We found the writing spare and controlled. The sentences stay close to daily life, rooms, streets, meals, and small moments that carry big fear underneath. We liked how Edinburgh is drawn as lived space rather than postcard. We also felt the rhythm of years passing, with scenes that land sharply and then move on, as if the characters have no choice but to keep going.

Content & Perspective

We sit with women’s lives across a century, not as symbols, but as bodies and minds shaped by work, marriage, pregnancy, loss, and duty. We watch Rosa carry early trauma without tidy release, and we watch the next generation try to claim different futures. We also see how a community can be both shelter and pressure, and how being Jewish in Scotland can mean belonging and distance at the same time.

Themes

The novel explores displacement, assimilation, and the cost of survival.
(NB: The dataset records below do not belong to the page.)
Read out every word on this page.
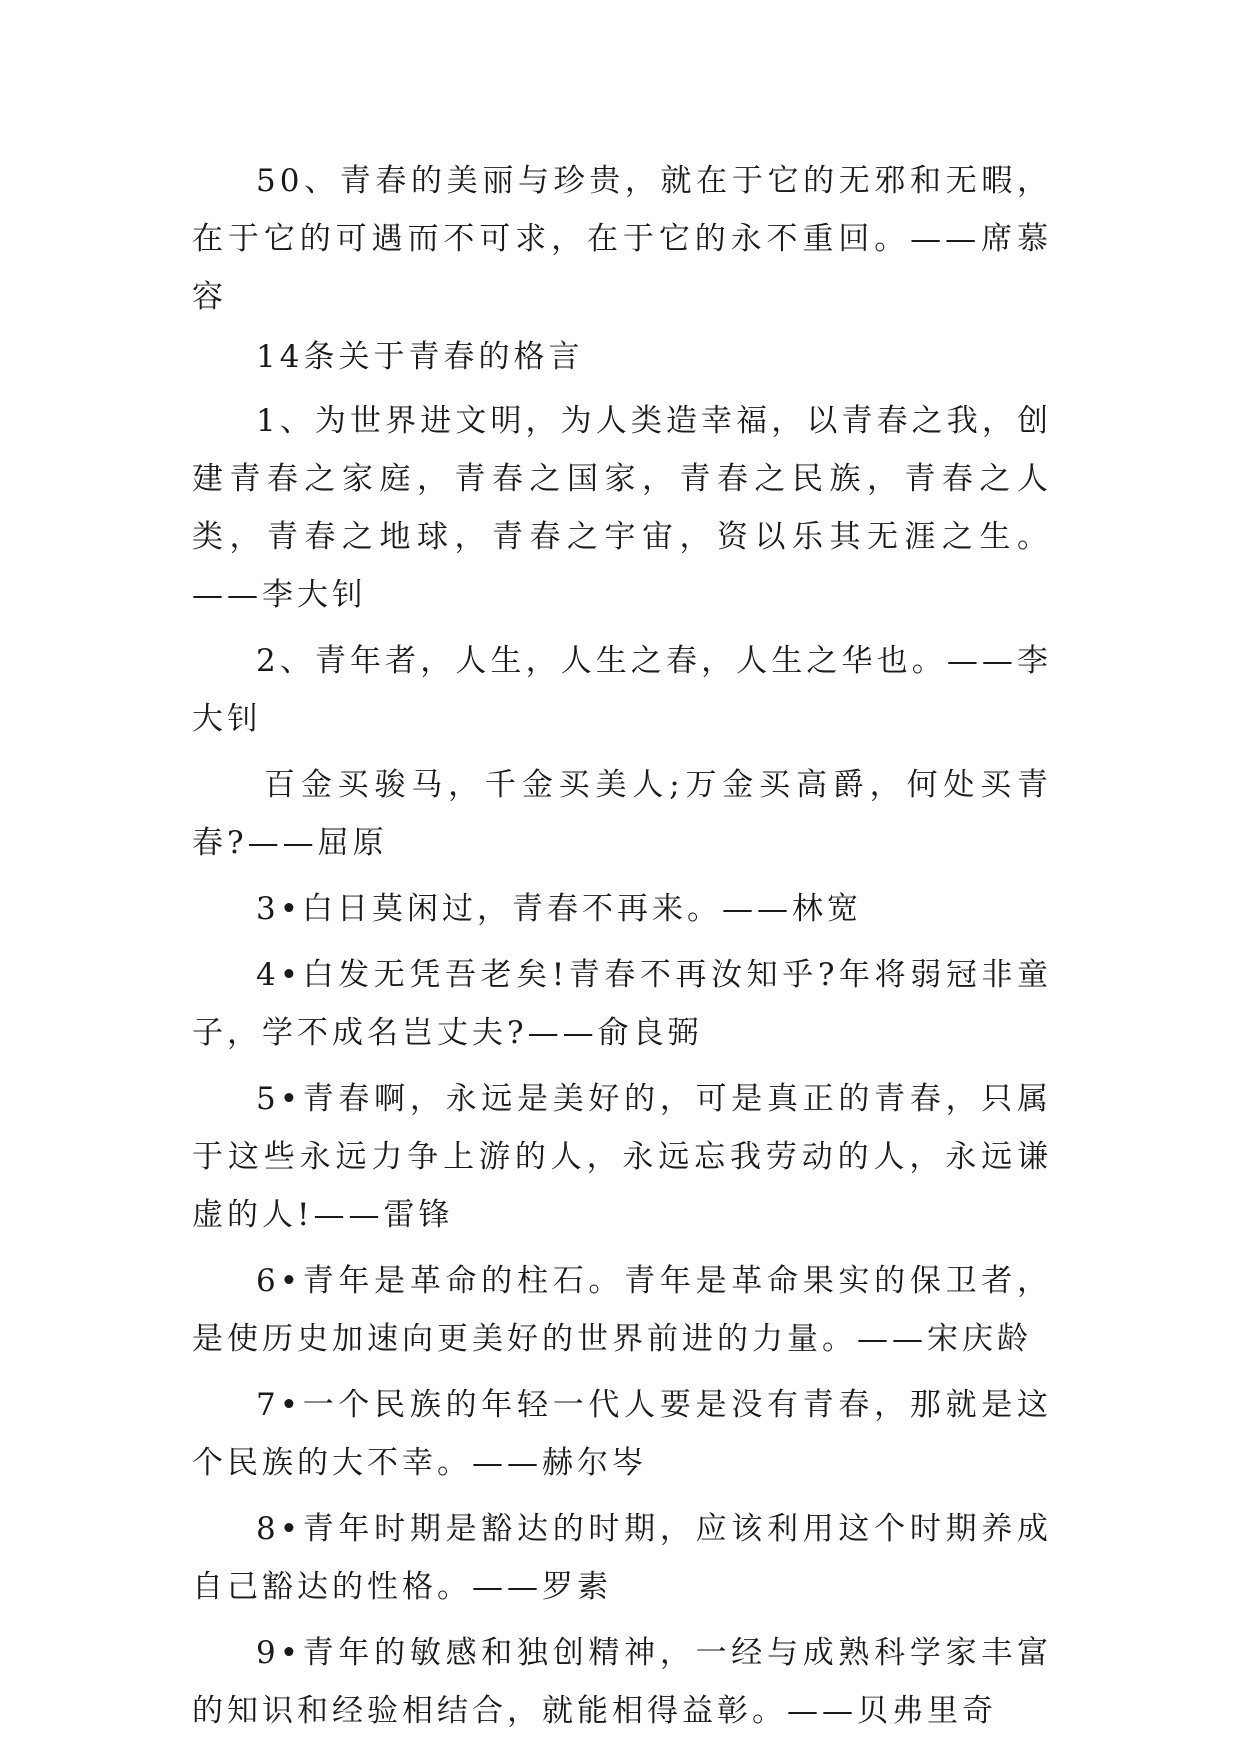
50、青春的美丽与珍贵，就在于它的无邪和无暇，在于它的可遇而不可求，在于它的永不重回。——席慕容

14条关于青春的格言

1、为世界进文明，为人类造幸福，以青春之我，创建青春之家庭，青春之国家，青春之民族，青春之人类，青春之地球，青春之宇宙，资以乐其无涯之生。——李大钊

2、青年者，人生，人生之春，人生之华也。——李大钊

百金买骏马，千金买美人;万金买高爵，何处买青春?——屈原

3•白日莫闲过，青春不再来。——林宽

4•白发无凭吾老矣!青春不再汝知乎?年将弱冠非童子，学不成名岂丈夫?——俞良弼

5•青春啊，永远是美好的，可是真正的青春，只属于这些永远力争上游的人，永远忘我劳动的人，永远谦虚的人!——雷锋

6•青年是革命的柱石。青年是革命果实的保卫者，是使历史加速向更美好的世界前进的力量。——宋庆龄

7•一个民族的年轻一代人要是没有青春，那就是这个民族的大不幸。——赫尔岑

8•青年时期是豁达的时期，应该利用这个时期养成自己豁达的性格。——罗素

9•青年的敏感和独创精神，一经与成熟科学家丰富的知识和经验相结合，就能相得益彰。——贝弗里奇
We keep coming back to how violence travels forward, even when the house looks stable. We see the pull of faith and culture, the push of prejudice, and the way wars and politics reach into private rooms. Under it all is the stubborn need to make a life where we are, even when part of us stays elsewhere.

What Worked

  • A long time span that stays grounded in family life and consequence.
  • A clear Edinburgh centre that holds the story steady as the world changes.
  • Unsentimental feeling that lets love and harm sit side by side.

Minor Quibbles

  • Some time jumps move quickly, and we wanted a little more space inside certain turning points.
  • A few later threads feel crowded beside the strongest early and mid century sections.

Final Thoughts

We kept thinking how a single house can look safe, while the world keeps knocking at the door with its history.

Rating: ★★★★★ / 5

We recommend this to readers who want historical fiction rooted in Scotland, with Jewish lives at the centre and a family story that refuses to simplify what survival costs.